In the meantime, I still have my duties as the (temporarily) only document management system trainer.  As soon as the word got out, I began to be inundated with “before you leave can you take care of (fill in blank)?” requests.  So it looks like I’ll be quite busy right up until the last moment.

In other news…

“Jeannie” has been working on her patio.  More specifically, “Jeannie” has been paying a landscaper (or, in “Jeannie’s” vernacular, “the garden guy”) to work on her patio.  He in turn has hired a number of eager workers, who don’t happen to speak any language except Spanish, to do the actual work.  This has consisted of such things as digging up the existing gravel and weeds, jack hammering the concrete and erecting a redwood “arbor” over the patio.  They’ve also installed the genuine fountain that she bought, complete with pouring a concrete foundation for it.

And planted various plants that are expected to do well in the “warm California sun”.  Some vines are planned to grow up and over the redwood structure to complete the “arbor”.  It’s not finished yet, but it already looks fantastic.  It almost adds another room to the house; and will greatly improve the resale value, when the time comes.

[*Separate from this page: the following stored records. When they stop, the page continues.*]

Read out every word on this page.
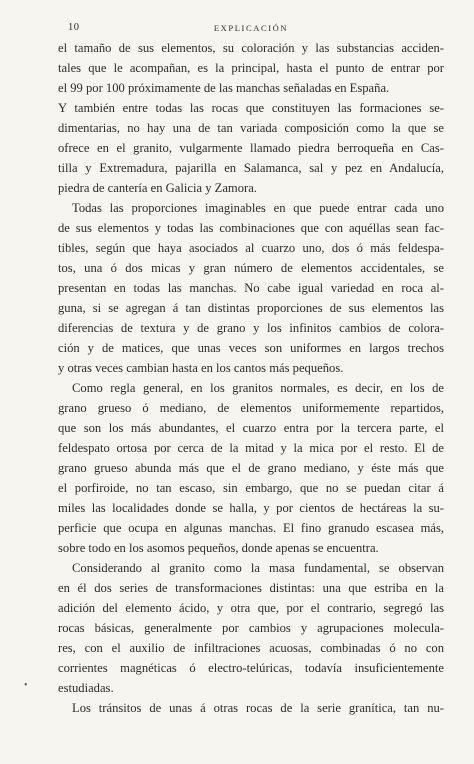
10	EXPLICACIÓN
el tamaño de sus elementos, su coloración y las substancias acciden-
tales que le acompañan, es la principal, hasta el punto de entrar por
el 99 por 100 próximamente de las manchas señaladas en España.
Y también entre todas las rocas que constituyen las formaciones se-
dimentarias, no hay una de tan variada composición como la que se
ofrece en el granito, vulgarmente llamado piedra berroqueña en Cas-
tilla y Extremadura, pajarilla en Salamanca, sal y pez en Andalucía,
piedra de cantería en Galicia y Zamora.
Todas las proporciones imaginables en que puede entrar cada uno
de sus elementos y todas las combinaciones que con aquéllas sean fac-
tibles, según que haya asociados al cuarzo uno, dos ó más feldespa-
tos, una ó dos micas y gran número de elementos accidentales, se
presentan en todas las manchas. No cabe igual variedad en roca al-
guna, si se agregan á tan distintas proporciones de sus elementos las
diferencias de textura y de grano y los infinitos cambios de colora-
ción y de matices, que unas veces son uniformes en largos trechos
y otras veces cambian hasta en los cantos más pequeños.
Como regla general, en los granitos normales, es decir, en los de
grano grueso ó mediano, de elementos uniformemente repartidos,
que son los más abundantes, el cuarzo entra por la tercera parte, el
feldespato ortosa por cerca de la mitad y la mica por el resto. El de
grano grueso abunda más que el de grano mediano, y éste más que
el porfiroide, no tan escaso, sin embargo, que no se puedan citar á
miles las localidades donde se halla, y por cientos de hectáreas la su-
perficie que ocupa en algunas manchas. El fino granudo escasea más,
sobre todo en los asomos pequeños, donde apenas se encuentra.
Considerando al granito como la masa fundamental, se observan
en él dos series de transformaciones distintas: una que estriba en la
adición del elemento ácido, y otra que, por el contrario, segregó las
rocas básicas, generalmente por cambios y agrupaciones molecula-
res, con el auxilio de infiltraciones acuosas, combinadas ó no con
corrientes magnéticas ó electro-telúricas, todavía insuficientemente
estudiadas.
Los tránsitos de unas á otras rocas de la serie granítica, tan nu-
•
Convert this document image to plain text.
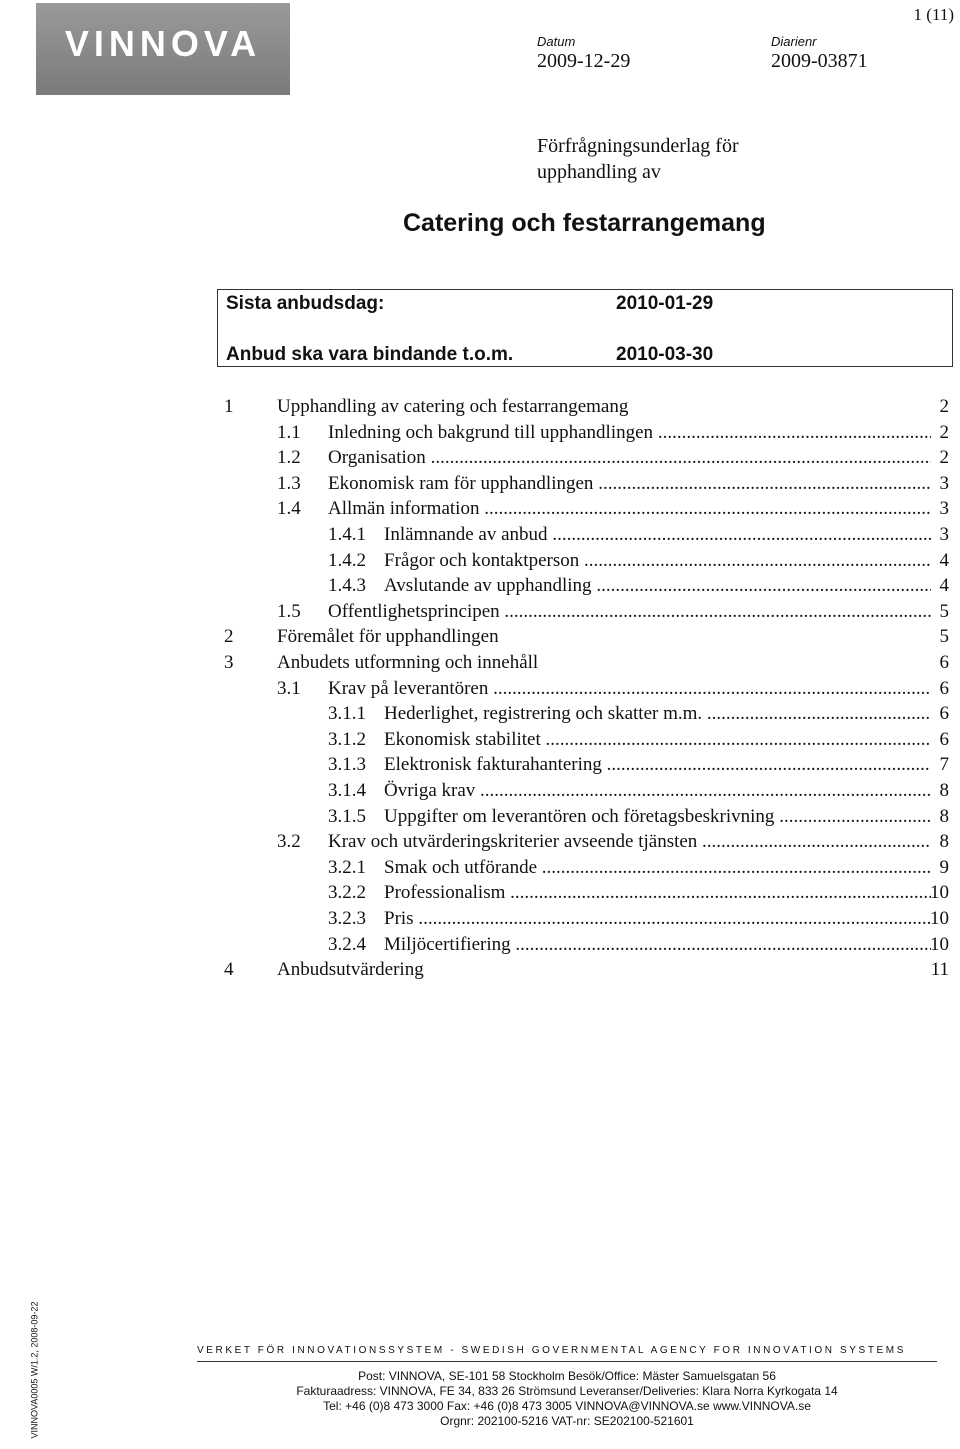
VINNOVA
1 (11)
Datum
2009-12-29
Diarienr
2009-03871
Förfrågningsunderlag för
upphandling av
Catering och festarrangemang
Sista anbudsdag:	2010-01-29
Anbud ska vara bindande t.o.m.	2010-03-30
1 Upphandling av catering och festarrangemang	2
1.1 Inledning och bakgrund till upphandlingen .....	2
1.2 Organisation .....	2
1.3 Ekonomisk ram för upphandlingen .....	3
1.4 Allmän information .....	3
1.4.1 Inlämnande av anbud .....	3
1.4.2 Frågor och kontaktperson .....	4
1.4.3 Avslutande av upphandling .....	4
1.5 Offentlighetsprincipen .....	5
2 Föremålet för upphandlingen	5
3 Anbudets utformning och innehåll	6
3.1 Krav på leverantören .....	6
3.1.1 Hederlighet, registrering och skatter m.m. .....	6
3.1.2 Ekonomisk stabilitet .....	6
3.1.3 Elektronisk fakturahantering .....	7
3.1.4 Övriga krav .....	8
3.1.5 Uppgifter om leverantören och företagsbeskrivning .....	8
3.2 Krav och utvärderingskriterier avseende tjänsten .....	8
3.2.1 Smak och utförande .....	9
3.2.2 Professionalism .....	10
3.2.3 Pris .....	10
3.2.4 Miljöcertifiering .....	10
4 Anbudsutvärdering	11
VINNOVA0005 W/1.2, 2008-09-22	VERKET FÖR INNOVATIONSSYSTEM - SWEDISH GOVERNMENTAL AGENCY FOR INNOVATION SYSTEMS
Post: VINNOVA, SE-101 58 Stockholm Besök/Office: Mäster Samuelsgatan 56
Fakturaadress: VINNOVA, FE 34, 833 26 Strömsund Leveranser/Deliveries: Klara Norra Kyrkogata 14
Tel: +46 (0)8 473 3000 Fax: +46 (0)8 473 3005 VINNOVA@VINNOVA.se www.VINNOVA.se
Orgnr: 202100-5216 VAT-nr: SE202100-521601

Meanwhile, I may have a gazillion things to do to get ready for my trip, but that’s no excuse for missing a movie with “Jeannie”.  One must keep ones priorities in order.  Last Saturday, we went to see Under the Tuscan Sky, or, as “Jeannie” called it when buying the tickets (her turn), “Two for Tuscany”.

Diane Lane plays Francis, a writer who has just endured a horrifying divorce (in San Francisco, of course).  On a whim, and with a generous gift from some friends, she decides to join a tour group in Italy.  Italy is a very romantic country and Francis is on the rebound, so naturally she falls in love…  with a house.

A centuries-old house.  Fixer Upper” doesn’t begin to cover it.  Francis decides to renovate.  The only local workers that she can afford are some Polish immigrants.  Francis doesn’t speak Polish.  They don’t know much Italian.  “Load-bearing wall” isn’t in anyone’s limited vocabulary.  There’s a lot of hand-gesturing and just plain guessing going on.  It’s not unlike “Jeannie’s” Mexican patio workers, only they also have power tools.

As the house undergoes it’s transformation, so does Francis.  Shortly after acquiring the house, Francis makes a wish.  By the end of the movie, does she get her wish?  Go find out.

The countryside is gorgeous.  I’m told the weather is accurately portrayed, especially when there is a storm.  Kind of reminds you why the ancient Romans believed the gods threw thunderbolts whenever they felt out of sorts.  Although I’m not sure what the gods have against washing machines.